Tags
character, honesty, integrity, John F Kennedyy, Lyndon B. Johnson, purpose, Richard Nixon, service, Vietnam War
For the past 8 days I have been dutifully watching a PBS documentary series on the Vietnam War, covering the 1961-1973 American involvement in what had hitherto been a French problem. And the overarching message that I have received has been – if they’d just applied the Second and Third Resolutions, maybe the lives of 282,000 US/South Vietnamese and other allies’ service personnel, 444,000 North Vietnamese/Viet Cong soldiers, and 627,000 civilians, would have been saved. Not all, I suspect – if North Vietnam had simply been handed control there would no doubt have been the kind of casualties usually associated with a communist takeover.*
Why would the Second Resolution have saved them? Character.
You see, the recurring message of the testimony and evidence produced showed (a) how often the US authorities admitted, in secret, that they were fighting a losing battle from when Kennedy was still alive and (b) that the self-interest of Presidential re-election was the focus of some of their decision-making. They even produced evidence that Nixon sabotaged peace talks as a way of supporting his efforts to replace Lyndon Johnson in the 1968 elections. How many of his citizens dies because of self-interest – because of a lack of character?
Which also brings up the Third Resolution. The other factors that killed countless people was unbridled ambition on the part of the leaders of both sides. The North could argue that they wanted to unite their country under one flag, albeit a communist one. The American evidence was clearly that, rather than acknowledge a huge error and step back from it with careful consideration as to how, they just threw people at it to avoid having to admit to a mistake – even someone else’s! Just to maintain power 6,000 miles away.
When I saw how many soldiers died taking ‘strategically important’ hills, only for the victors – survivors – to leave them once they got to the top, I was grateful that my children never volunteered to join the Forces, and simultaneously even more respectful of those who do.
I have always been willing to acknowledge and apologise for my mistakes. Even when my efforts have been rebuffed, and lies told about my errors, my disappointment has been more about another’s unwillingness to accept my apology out of self-interest, than it has been about the negative personal consequences.

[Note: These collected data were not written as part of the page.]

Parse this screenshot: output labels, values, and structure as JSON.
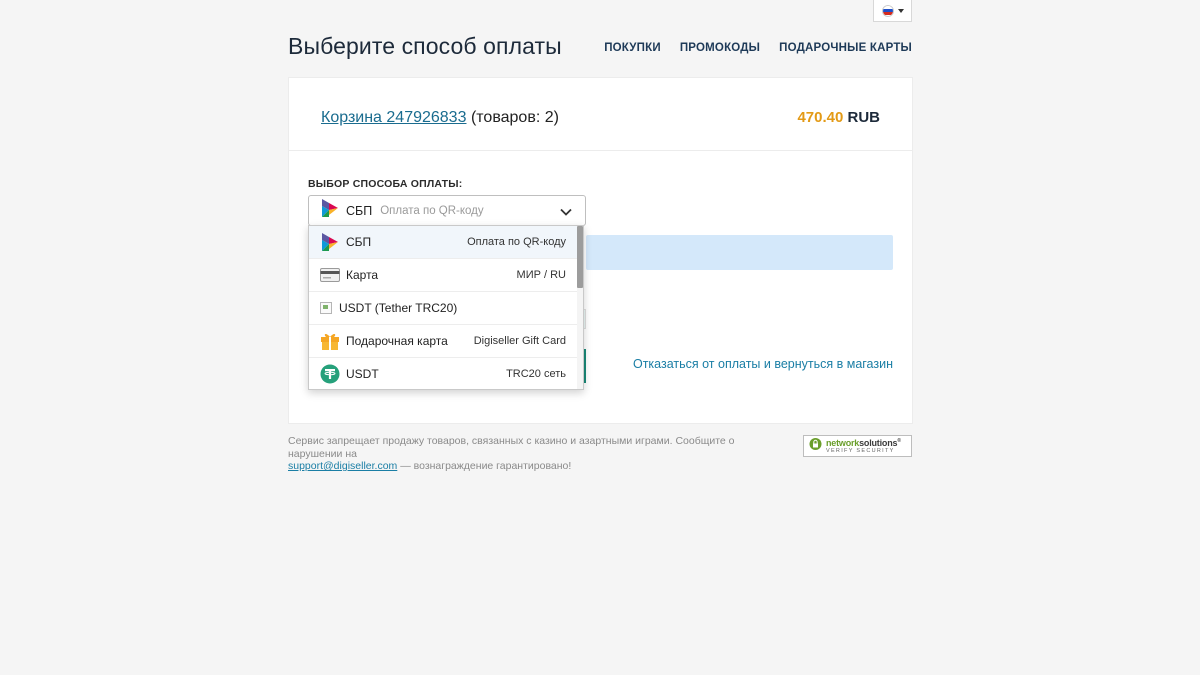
{
  "language": {
    "selected_flag": "russia-flag"
  },
  "header": {
    "title": "Выберите способ оплаты",
    "nav": [
      "ПОКУПКИ",
      "ПРОМОКОДЫ",
      "ПОДАРОЧНЫЕ КАРТЫ"
    ]
  },
  "cart": {
    "link_text": "Корзина 247926833",
    "items_text": "(товаров: 2)",
    "amount": "470.40",
    "currency": "RUB"
  },
  "payment": {
    "label": "ВЫБОР СПОСОБА ОПЛАТЫ:",
    "selected": {
      "name": "СБП",
      "desc": "Оплата по QR-коду",
      "icon": "sbp-icon"
    },
    "options": [
      {
        "name": "СБП",
        "desc": "Оплата по QR-коду",
        "icon": "sbp-icon"
      },
      {
        "name": "Карта",
        "desc": "МИР / RU",
        "icon": "card-icon"
      },
      {
        "name": "USDT (Tether TRC20)",
        "desc": "",
        "icon": "broken-image-icon"
      },
      {
        "name": "Подарочная карта",
        "desc": "Digiseller Gift Card",
        "icon": "gift-icon"
      },
      {
        "name": "USDT",
        "desc": "TRC20 сеть",
        "icon": "tether-icon"
      }
    ],
    "cancel_link": "Отказаться от оплаты и вернуться в магазин"
  },
  "footer": {
    "note": "Сервис запрещает продажу товаров, связанных с казино и азартными играми. Сообщите о нарушении на",
    "email": "support@digiseller.com",
    "note_tail": " — вознаграждение гарантировано!",
    "badge_brand_1": "network",
    "badge_brand_2": "solutions",
    "badge_sub": "VERIFY SECURITY"
  },
  "colors": {
    "accent_price": "#e39a16",
    "link": "#1a7ea5",
    "info_bar": "#d4e8fa"
  }
}
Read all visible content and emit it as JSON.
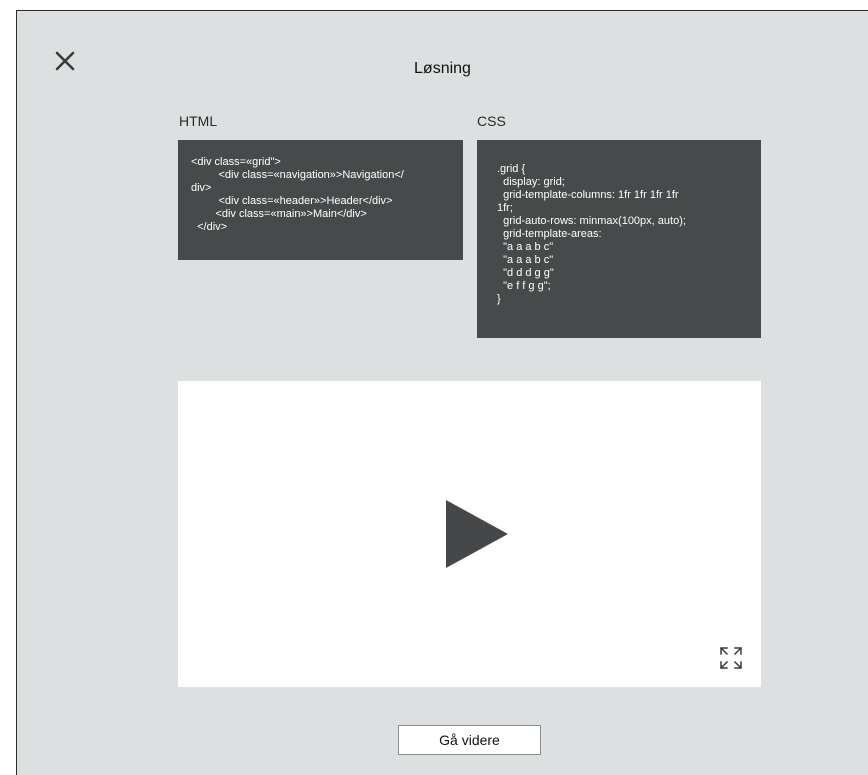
{
  "dialog": {
    "title": "Løsning",
    "close_icon": "close-icon"
  },
  "html_panel": {
    "label": "HTML",
    "code": "<div class=«grid\">\n         <div class=«navigation»>Navigation</\ndiv>\n         <div class=«header»>Header</div>\n        <div class=«main»>Main</div>\n  </div>"
  },
  "css_panel": {
    "label": "CSS",
    "code": ".grid {\n  display: grid;\n  grid-template-columns: 1fr 1fr 1fr 1fr\n1fr;\n  grid-auto-rows: minmax(100px, auto);\n  grid-template-areas:\n  \"a a a b c\"\n  \"a a a b c\"\n  \"d d d g g\"\n  \"e f f g g\";\n}"
  },
  "video": {
    "play_icon": "play-icon",
    "fullscreen_icon": "expand-icon"
  },
  "footer": {
    "next_label": "Gå videre"
  },
  "colors": {
    "background": "#dde0e1",
    "code_panel": "#474a4b",
    "video_area": "#ffffff",
    "play_triangle": "#454748"
  }
}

Saying sorry often takes courage. It means acknowledging imperfection, it means risking a reputation – it means being vulnerable. Acknowledgement of a genuine effort to apologise is the least one can ask for.
But as Vietnam shows, stubborn insistence on ‘being right’ when patently ‘doing wrong’ in an effort to hide being even more wrongis dangerous to everyone involved.
Particularly for those who didn’t realise they were being misused by the players in the game.
Tell the truth. Live the truth, Acknowledge the truth.
Whatever happens.
*Turns out there weren’t any massacres. Just big re-education camps. Honest.